A tough kid earns a family.
Twelve-year-old Ashley Dalton, who prefers to be called Ash, has one refuge in the world: a walnut tree in the yard of her foster mother’s rental house, where she lives along with her foster mother’s volatile son, his girlfriend, and their baby, who shares a room with Ash. Middle school, where Ash gets bullied for being unfeminine in her clothing and appearance, is scary and threatening. And then, making things worse, her new social studies teacher assigns the class to draw family trees. Ash’s past is no one’s business but her own. Eventually, with the help of her friends Gentry Noble (a gentle boy who’s lost his own mother) and Joss Cruz (a supremely cool girl who’s also concealing family secrets)—along with adults who listen to Ash, appreciate her talents, and ask the students to consider what they don’t know—she finds the courage to confide in a teacher and her friends about the trouble she’s in.

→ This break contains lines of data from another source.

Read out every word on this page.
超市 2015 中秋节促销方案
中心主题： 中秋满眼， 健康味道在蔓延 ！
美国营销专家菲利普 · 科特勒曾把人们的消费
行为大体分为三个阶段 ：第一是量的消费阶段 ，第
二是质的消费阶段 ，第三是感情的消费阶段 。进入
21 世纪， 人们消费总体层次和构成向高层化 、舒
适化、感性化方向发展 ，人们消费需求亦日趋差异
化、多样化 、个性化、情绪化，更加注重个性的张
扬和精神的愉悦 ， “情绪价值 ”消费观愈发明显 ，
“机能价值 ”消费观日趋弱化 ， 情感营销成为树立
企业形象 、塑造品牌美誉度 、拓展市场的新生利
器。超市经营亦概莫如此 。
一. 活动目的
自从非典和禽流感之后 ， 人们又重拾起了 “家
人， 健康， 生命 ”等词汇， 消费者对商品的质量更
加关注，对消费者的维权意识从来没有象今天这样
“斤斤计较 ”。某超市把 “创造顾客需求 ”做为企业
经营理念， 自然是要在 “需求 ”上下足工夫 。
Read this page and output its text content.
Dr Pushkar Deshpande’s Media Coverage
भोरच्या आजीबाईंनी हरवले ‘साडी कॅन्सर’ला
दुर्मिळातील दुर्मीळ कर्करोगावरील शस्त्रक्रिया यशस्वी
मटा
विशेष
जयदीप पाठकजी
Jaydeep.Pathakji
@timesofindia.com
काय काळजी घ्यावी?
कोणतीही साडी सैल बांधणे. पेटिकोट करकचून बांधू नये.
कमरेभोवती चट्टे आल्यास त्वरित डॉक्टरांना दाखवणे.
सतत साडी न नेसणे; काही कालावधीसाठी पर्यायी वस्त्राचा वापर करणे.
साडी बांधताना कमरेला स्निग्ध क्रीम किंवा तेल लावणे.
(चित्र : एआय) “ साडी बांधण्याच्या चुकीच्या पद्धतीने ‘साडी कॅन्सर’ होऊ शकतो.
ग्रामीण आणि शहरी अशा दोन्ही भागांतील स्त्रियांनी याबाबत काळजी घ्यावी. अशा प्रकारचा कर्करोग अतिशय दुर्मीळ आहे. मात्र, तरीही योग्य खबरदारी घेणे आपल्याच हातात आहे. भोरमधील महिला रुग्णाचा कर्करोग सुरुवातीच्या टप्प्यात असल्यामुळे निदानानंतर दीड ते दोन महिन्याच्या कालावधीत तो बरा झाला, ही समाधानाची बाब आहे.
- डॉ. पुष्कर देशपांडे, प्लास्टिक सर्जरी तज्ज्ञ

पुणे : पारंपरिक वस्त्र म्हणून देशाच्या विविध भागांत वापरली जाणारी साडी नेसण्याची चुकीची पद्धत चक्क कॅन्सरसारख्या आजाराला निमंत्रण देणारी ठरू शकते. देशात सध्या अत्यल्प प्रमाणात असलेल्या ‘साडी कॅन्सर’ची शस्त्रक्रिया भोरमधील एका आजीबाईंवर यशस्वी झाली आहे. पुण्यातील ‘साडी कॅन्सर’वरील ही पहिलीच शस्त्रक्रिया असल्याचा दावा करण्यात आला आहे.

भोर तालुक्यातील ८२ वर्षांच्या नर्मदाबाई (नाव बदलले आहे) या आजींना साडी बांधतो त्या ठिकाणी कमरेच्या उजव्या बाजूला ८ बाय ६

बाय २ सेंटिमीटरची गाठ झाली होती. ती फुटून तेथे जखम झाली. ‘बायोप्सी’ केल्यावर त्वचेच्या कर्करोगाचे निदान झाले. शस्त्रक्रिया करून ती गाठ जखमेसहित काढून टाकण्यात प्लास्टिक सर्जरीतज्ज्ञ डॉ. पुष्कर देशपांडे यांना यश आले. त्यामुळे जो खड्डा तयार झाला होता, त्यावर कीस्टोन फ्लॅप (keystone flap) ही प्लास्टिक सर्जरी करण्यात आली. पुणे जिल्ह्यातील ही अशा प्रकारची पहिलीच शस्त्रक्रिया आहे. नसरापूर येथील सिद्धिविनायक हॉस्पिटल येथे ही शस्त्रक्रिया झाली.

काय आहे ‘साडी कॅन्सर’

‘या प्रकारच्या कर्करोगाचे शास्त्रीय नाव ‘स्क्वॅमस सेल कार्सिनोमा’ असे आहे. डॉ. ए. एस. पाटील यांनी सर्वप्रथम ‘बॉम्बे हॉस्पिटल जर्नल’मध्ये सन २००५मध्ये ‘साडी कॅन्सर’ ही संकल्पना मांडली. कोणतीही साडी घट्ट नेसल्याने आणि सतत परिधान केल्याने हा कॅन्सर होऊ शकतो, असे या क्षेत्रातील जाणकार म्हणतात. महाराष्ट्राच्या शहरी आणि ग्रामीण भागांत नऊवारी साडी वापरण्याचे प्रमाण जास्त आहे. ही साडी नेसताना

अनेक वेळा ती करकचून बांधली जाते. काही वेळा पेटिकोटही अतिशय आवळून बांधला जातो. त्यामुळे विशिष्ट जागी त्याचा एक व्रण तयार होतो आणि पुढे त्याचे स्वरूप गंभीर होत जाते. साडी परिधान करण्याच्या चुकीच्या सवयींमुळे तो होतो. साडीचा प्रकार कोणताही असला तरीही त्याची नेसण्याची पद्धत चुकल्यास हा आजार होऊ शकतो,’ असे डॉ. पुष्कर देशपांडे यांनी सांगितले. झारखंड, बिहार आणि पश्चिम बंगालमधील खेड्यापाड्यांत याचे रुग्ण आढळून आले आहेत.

Gordon’s middle-grade debut is gritty, messy, and honest, with complex, nuanced characters navigating a realistically complex world that includes abuse, drug use, and homophobia. Ash’s simple request at the end—“I want to live with people who actually care about me”—feels earned, and attainable. Ash and Gentry read white, and Joss is cued Latine.
A finely drawn and cleanly written story that will give readers hope.